Surpopulation, manque d’hygiène, maltraitance, le rapport dresse un tableau catastrophique des conditions de vie des prisonniers.

Amnesty International présente lundi 10 septembre son rapport sur les conditions de détention dans les prisons du Tchad. « J’ai été visité des prisons au Burundi, en République démocratique du Congo, à Madagascar, au Rwanda…, je n’ai rien vu de pire qu’au Tchad »,  confie à La Croix  Jean-Eric Nkurikiye, responsable des campagnes d’Amnesty pour l’Afrique centrale.

Dans ce pays, qui compte 5 000 prisonniers et 45 prisons de taille variable, allant d’une cellule dans un poste de police au centre de détention pour plus de 1 000 prisonniers, presque rien n’est fait pour ces derniers. L’immense majorité d’entre eux sont en détention provisoire. 

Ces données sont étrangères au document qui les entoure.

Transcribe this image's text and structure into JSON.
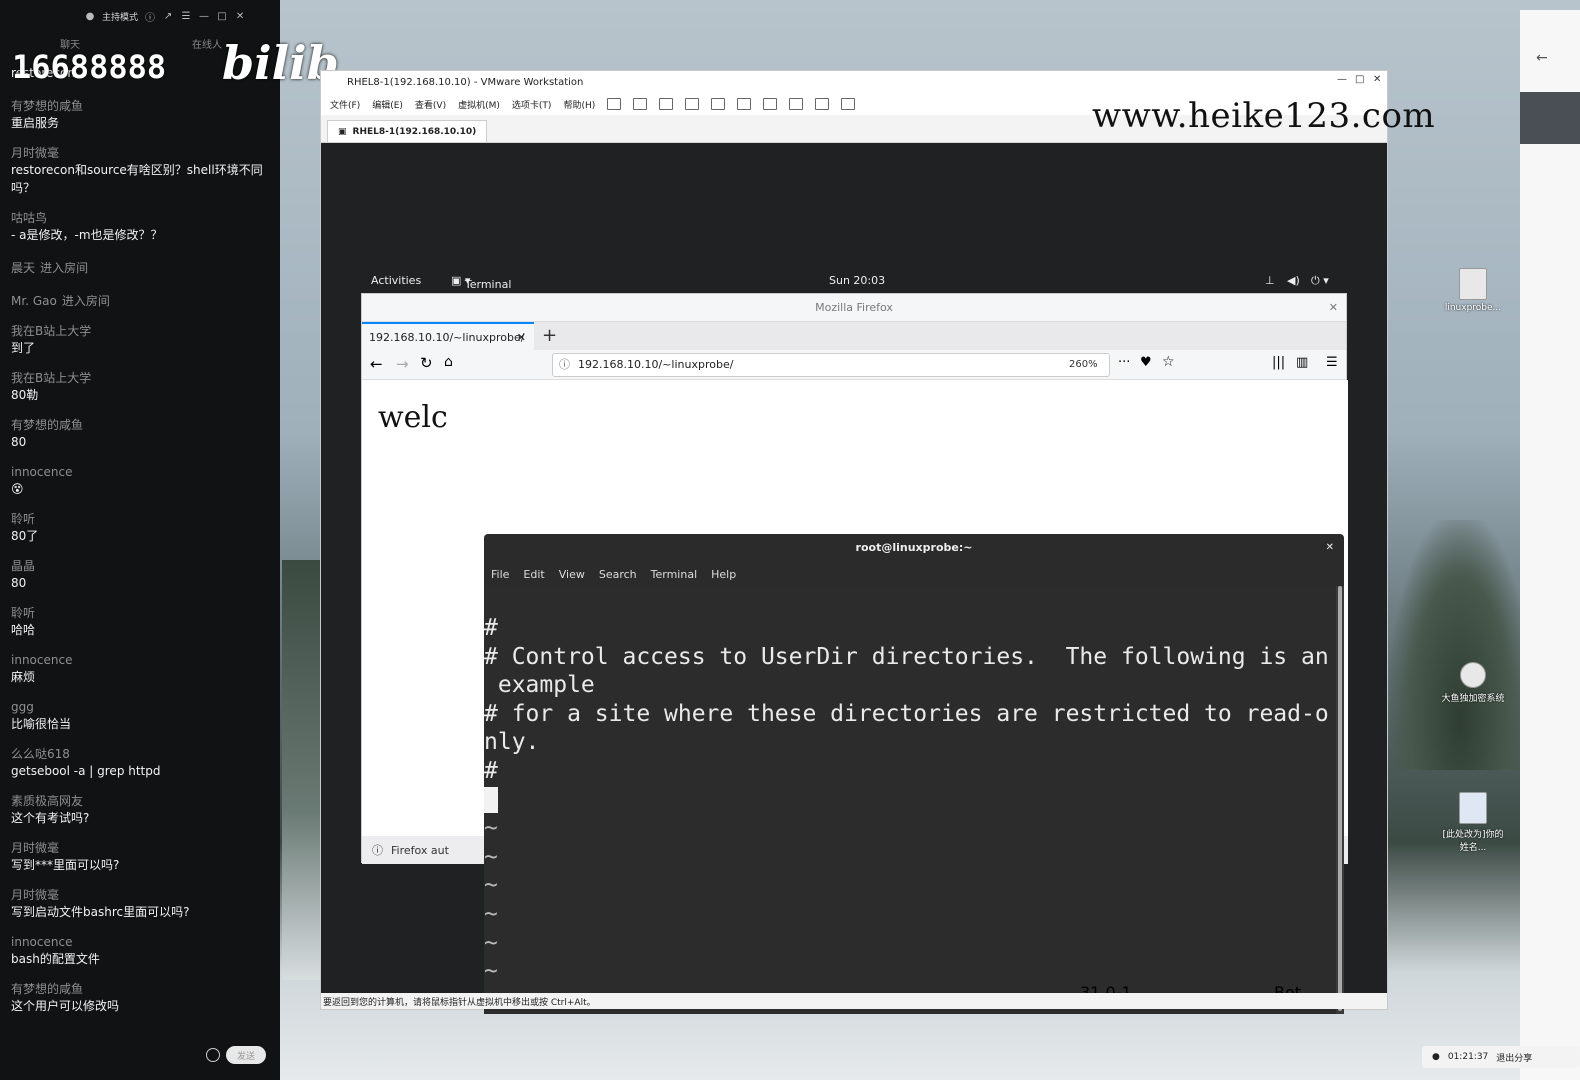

 « Souvent, ils ne savent pas pourquoi ils ont été arrêtés. Et comme ils sont pauvres, ils n’ont pas les moyens de se payer un avocat. Ils peuvent donc attendre des mois avant d’être jugés. L’un d’entre eux était là depuis trois ans »,  souligne Jean-Eric Nkurikiye.

un repas par jour

En prison, les détenus sont enfermés dans des cellules collectives où cohabitent jusqu’à 50 prisonniers. « Alors que la température dépasse régulièrement les 40 °C, ils sont les uns sur les autres dans des cellules dotées d’une petite bouche d’aération. Sans pouvoir se laver. Sans aucune intimité »,  ajoute Christian Mukosa, chercheur au programme Afrique d’Amnesty, coauteur du rapport. 

Les repas sont servis une fois par jour. « Faute de soins, de nourriture, des prisonniers meurent en prison »,  constate Christian Mukosa. « Comme il n’y a aucun médecin ni infirmier, dès qu’il y a un détenu atteint d’une maladie contagieuse, il contamine tous ses camarades »,  regrette Jean-Eric Nkurikiye.

Aucune mesure n’est prise pour distinguer les prisonniers. Les condamnés et les détenus préventifs sont enfermés ensemble. Mais aussi les mineurs et les femmes. 

 « Il n’existe pas de prison pour femmes. Parfois, elles sont enfermées dans une cellule à part, mais c’est rare. Et quand c’est le cas, elles sont gardées par des hommes. Il n’y a pas de gardiennes »,  raconte Jean-Eric Nkurikiye. Le rapport signale des cas de viol et des cas de femmes soumises à leur gardien.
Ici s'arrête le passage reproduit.